You trying to kill me?
Ebara ignored him, picking at the other dishes gleefully.
That's for ratting me out, acting high and mighty, being shameless.
I can't handle you, but someone can!
…
"Ebara, got any more stashed treasures?" a voice asked the next morning as he left home.
A ghastly figure appeared—pale face, bloodshot eyes, dark circles to his chin, hunched and drained.
"Who're you?" Ebara asked, spooked.
"Jiraiya," the ghost-thing said.
"No way you're Jiraiya."
"Fine, I'm not Jiraiya. I'm Lanling Xiaoxiao."
"Ha, it is you, Jiraiya."
Lanling Xiaoxiao was the pen name he and Jiraiya used for Golden House Lover, the scandalous book about Koharu Utatane.
Ebara eyed him, incredulous. "How'd you turn into this?"
"I stayed up all night reading those books you lent me," Jiraiya explained.
"Easy, man. We're young, but you can't wreck your body like that," Ebara said, patting his shoulder.
"Cut the crap. Got more treasures or not?" Jiraiya demanded, his ghostly stare creeping Ebara out.
"Nope, gave you everything."
"We're brothers who hit the red-light district together. I wouldn't lie to you," Ebara said, patting him again.

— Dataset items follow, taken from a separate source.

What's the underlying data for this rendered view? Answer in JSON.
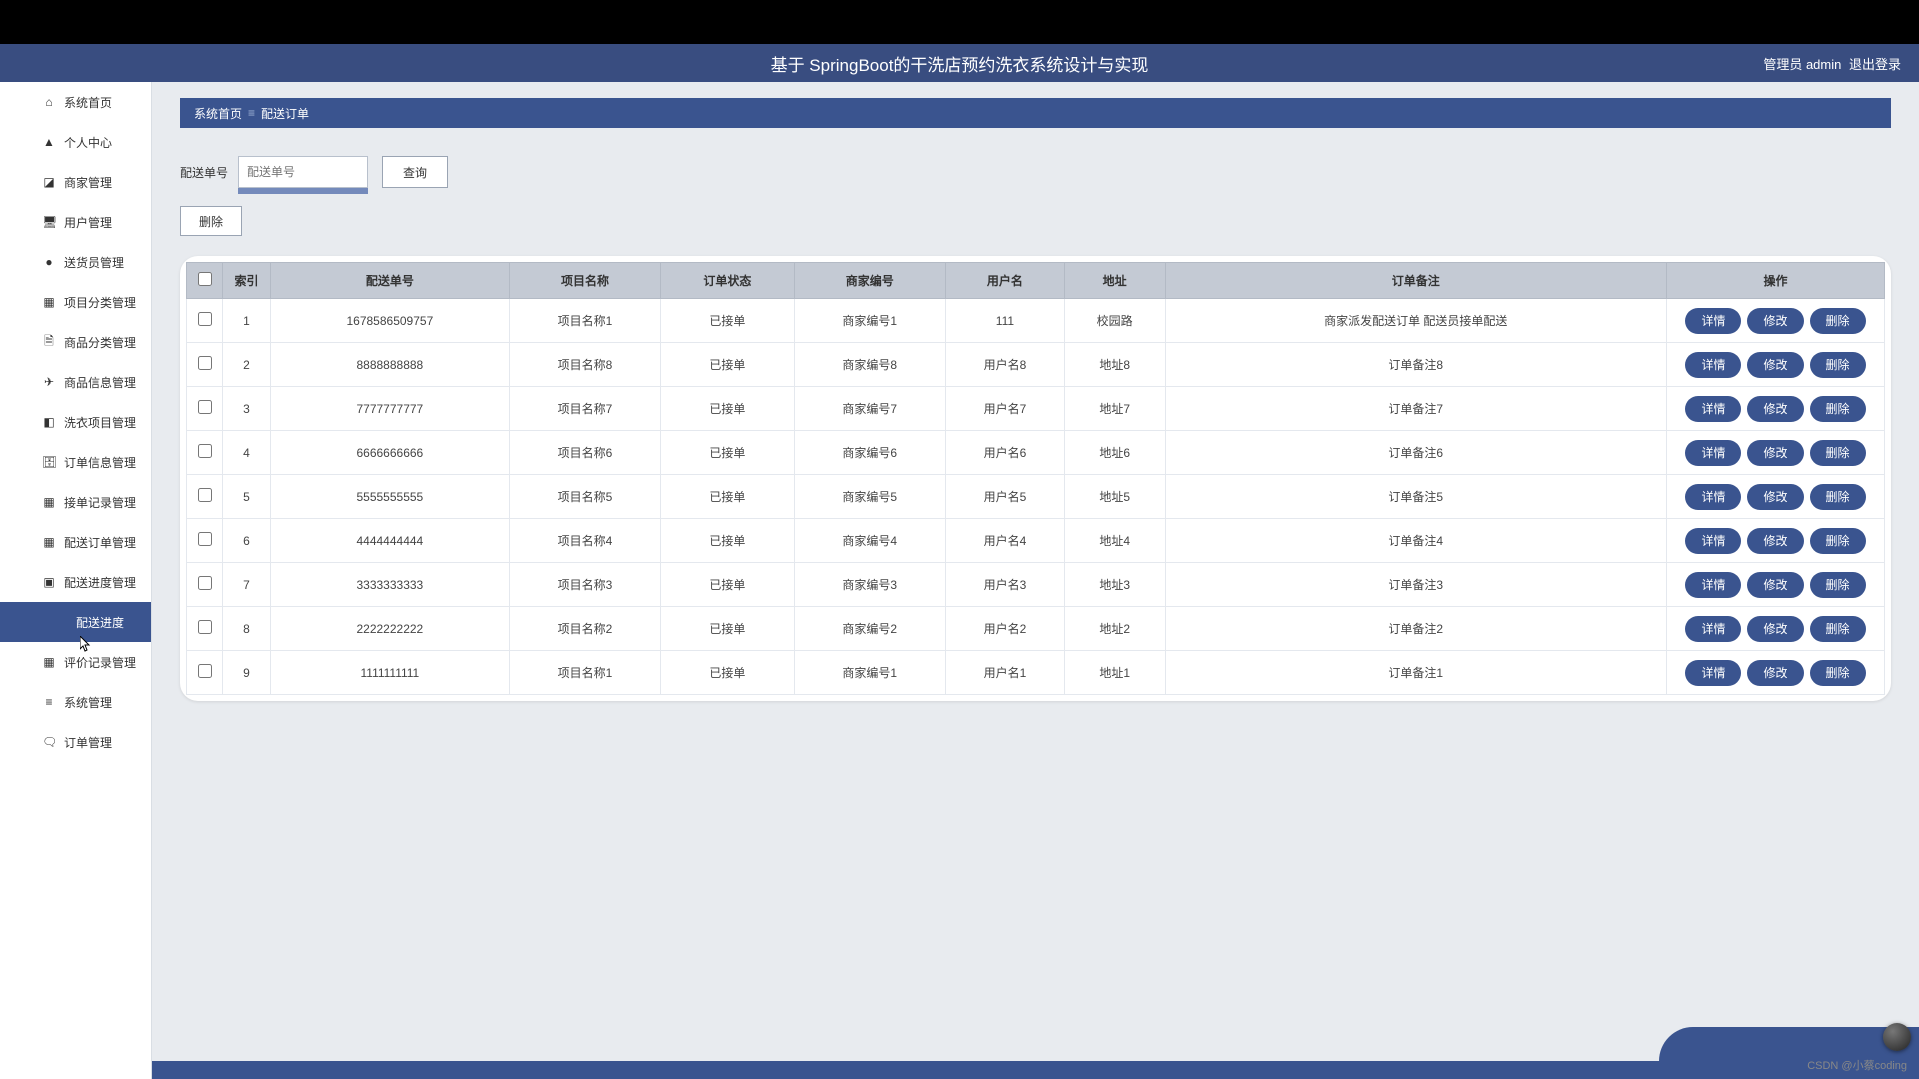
{
  "header": {
    "title": "基于 SpringBoot的干洗店预约洗衣系统设计与实现",
    "user_prefix": "管理员 admin",
    "logout": "退出登录"
  },
  "sidebar": {
    "items": [
      {
        "icon": "⌂",
        "label": "系统首页"
      },
      {
        "icon": "▲",
        "label": "个人中心"
      },
      {
        "icon": "◪",
        "label": "商家管理"
      },
      {
        "icon": "🖥",
        "label": "用户管理"
      },
      {
        "icon": "●",
        "label": "送货员管理"
      },
      {
        "icon": "▦",
        "label": "项目分类管理"
      },
      {
        "icon": "🗎",
        "label": "商品分类管理"
      },
      {
        "icon": "✈",
        "label": "商品信息管理"
      },
      {
        "icon": "◧",
        "label": "洗衣项目管理"
      },
      {
        "icon": "🗄",
        "label": "订单信息管理"
      },
      {
        "icon": "▦",
        "label": "接单记录管理"
      },
      {
        "icon": "▦",
        "label": "配送订单管理"
      },
      {
        "icon": "▣",
        "label": "配送进度管理"
      },
      {
        "icon": "",
        "label": "配送进度",
        "active": true,
        "sub": true
      },
      {
        "icon": "▦",
        "label": "评价记录管理"
      },
      {
        "icon": "≡",
        "label": "系统管理"
      },
      {
        "icon": "🗨",
        "label": "订单管理"
      }
    ]
  },
  "breadcrumb": {
    "home": "系统首页",
    "sep": "≡",
    "page": "配送订单"
  },
  "search": {
    "label": "配送单号",
    "placeholder": "配送单号",
    "btn": "查询"
  },
  "delete_btn": "删除",
  "table": {
    "headers": [
      "",
      "索引",
      "配送单号",
      "项目名称",
      "订单状态",
      "商家编号",
      "用户名",
      "地址",
      "订单备注",
      "操作"
    ],
    "actions": {
      "detail": "详情",
      "edit": "修改",
      "del": "删除"
    },
    "rows": [
      {
        "idx": "1",
        "no": "1678586509757",
        "proj": "项目名称1",
        "status": "已接单",
        "merchant": "商家编号1",
        "user": "111",
        "addr": "校园路",
        "note": "商家派发配送订单 配送员接单配送"
      },
      {
        "idx": "2",
        "no": "8888888888",
        "proj": "项目名称8",
        "status": "已接单",
        "merchant": "商家编号8",
        "user": "用户名8",
        "addr": "地址8",
        "note": "订单备注8"
      },
      {
        "idx": "3",
        "no": "7777777777",
        "proj": "项目名称7",
        "status": "已接单",
        "merchant": "商家编号7",
        "user": "用户名7",
        "addr": "地址7",
        "note": "订单备注7"
      },
      {
        "idx": "4",
        "no": "6666666666",
        "proj": "项目名称6",
        "status": "已接单",
        "merchant": "商家编号6",
        "user": "用户名6",
        "addr": "地址6",
        "note": "订单备注6"
      },
      {
        "idx": "5",
        "no": "5555555555",
        "proj": "项目名称5",
        "status": "已接单",
        "merchant": "商家编号5",
        "user": "用户名5",
        "addr": "地址5",
        "note": "订单备注5"
      },
      {
        "idx": "6",
        "no": "4444444444",
        "proj": "项目名称4",
        "status": "已接单",
        "merchant": "商家编号4",
        "user": "用户名4",
        "addr": "地址4",
        "note": "订单备注4"
      },
      {
        "idx": "7",
        "no": "3333333333",
        "proj": "项目名称3",
        "status": "已接单",
        "merchant": "商家编号3",
        "user": "用户名3",
        "addr": "地址3",
        "note": "订单备注3"
      },
      {
        "idx": "8",
        "no": "2222222222",
        "proj": "项目名称2",
        "status": "已接单",
        "merchant": "商家编号2",
        "user": "用户名2",
        "addr": "地址2",
        "note": "订单备注2"
      },
      {
        "idx": "9",
        "no": "1111111111",
        "proj": "项目名称1",
        "status": "已接单",
        "merchant": "商家编号1",
        "user": "用户名1",
        "addr": "地址1",
        "note": "订单备注1"
      }
    ]
  },
  "watermark": "CSDN @小蔡coding"
}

"Brothers, my ass. That's code for 'I'm scamming you,'" Jiraiya scoffed.
They'd hung out enough to know each other's tricks.
"I swear on my life, I'm out," Ebara said righteously.
Jiraiya saw he wasn't lying and nodded, disappointed. "Fine."
"Not enough books for you?"
"Nope."
"You're that hardcore?"
"Actually, I read a bit and got bored. Other people's books? No fun," Jiraiya said.
"That fast?"
"Piss off! After some soul-searching, I'm writing my own. Title's set—Make-Out Paradise!"